Le reclute che si erano ritrovate a Batum stavano resistendo da cinque giorni sotto l'assedio dei russi. C'erano state molte perdite, più a causa degli attacchi aerei che per altro, ma d'altronde anche il reggimento che si era ritrovato al campo base aveva subito parecchie perdite. Ad alcuni tra loro erano stati ripristinati gli avatar, altri invece erano semplicemente scomparsi; avevano fallito. Milos, che avevano incontrato insieme a Zaid una volta entrati nell'edificio scelto come quartier generale, gli aveva raccontato che Sanja era "morto" per ben tre volte in tre giorni.

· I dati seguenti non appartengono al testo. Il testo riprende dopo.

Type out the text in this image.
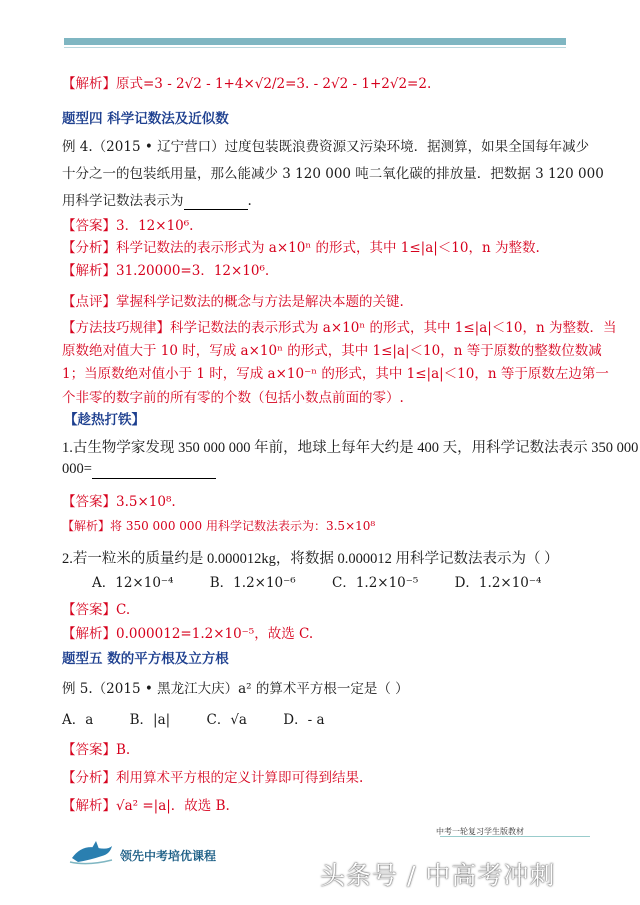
【解析】原式=3 - 2√2 - 1+4×√2/2=3. - 2√2 - 1+2√2=2.
题型四 科学记数法及近似数
例 4.（2015 • 辽宁营口）过度包装既浪费资源又污染环境．据测算，如果全国每年减少
十分之一的包装纸用量，那么能减少 3 120 000 吨二氧化碳的排放量．把数据 3 120 000
用科学记数法表示为	.
【答案】3．12×10⁶.
【分析】科学记数法的表示形式为 a×10ⁿ 的形式，其中 1≤|a|＜10，n 为整数.
【解析】31.20000=3．12×10⁶.
【点评】掌握科学记数法的概念与方法是解决本题的关键.
【方法技巧规律】科学记数法的表示形式为 a×10ⁿ 的形式，其中 1≤|a|＜10，n 为整数．当
原数绝对值大于 10 时，写成 a×10ⁿ 的形式，其中 1≤|a|＜10，n 等于原数的整数位数减
1；当原数绝对值小于 1 时，写成 a×10⁻ⁿ 的形式，其中 1≤|a|＜10，n 等于原数左边第一
个非零的数字前的所有零的个数（包括小数点前面的零）.
【趁热打铁】
1.古生物学家发现 350 000 000 年前，地球上每年大约是 400 天，用科学记数法表示 350 000
000=
【答案】3.5×10⁸.
【解析】将 350 000 000 用科学记数法表示为：3.5×10⁸
2.若一粒米的质量约是 0.000012kg，将数据 0.000012 用科学记数法表示为（ ）
A．12×10⁻⁴	B．1.2×10⁻⁶	C．1.2×10⁻⁵	D．1.2×10⁻⁴
【答案】C.
【解析】0.000012=1.2×10⁻⁵，故选 C.
题型五 数的平方根及立方根
例 5.（2015 • 黑龙江大庆）a² 的算术平方根一定是（ ）
A．a	B．|a|	C．√a	D．- a
【答案】B.
【分析】利用算术平方根的定义计算即可得到结果.
【解析】√a² =|a|．故选 B.
领先中考培优课程
中考一轮复习学生版教材
头条号 / 中高考冲刺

«Una volta al giorno, capite? Due volte per delle bombe, una durante una sparatoria in un vicolo qui vicino. Il suo avatar scompariva e ritornava un minuto dopo nello stesso punto. Prima della terza morte mi ha detto "io comunque qua ci esco vivo" e poi, pop, è andato.»

Non avevano avuto commenti da fare.

Dopo l'attacco al fiume e la loro insperata vittoria Ilyas e gli altri erano stati accolti tra grida di giubilo ed eccitazione. Non avevano trovato molte armi nella fortificazione, quasi nulla anzi, ma in compenso avevano conquistato una posizione strategica, tagliando la via di rifornimento principale dei russi. Era stata una vittoria importante dal punto di vista tattico, come non mancava di rimarcare Dragan.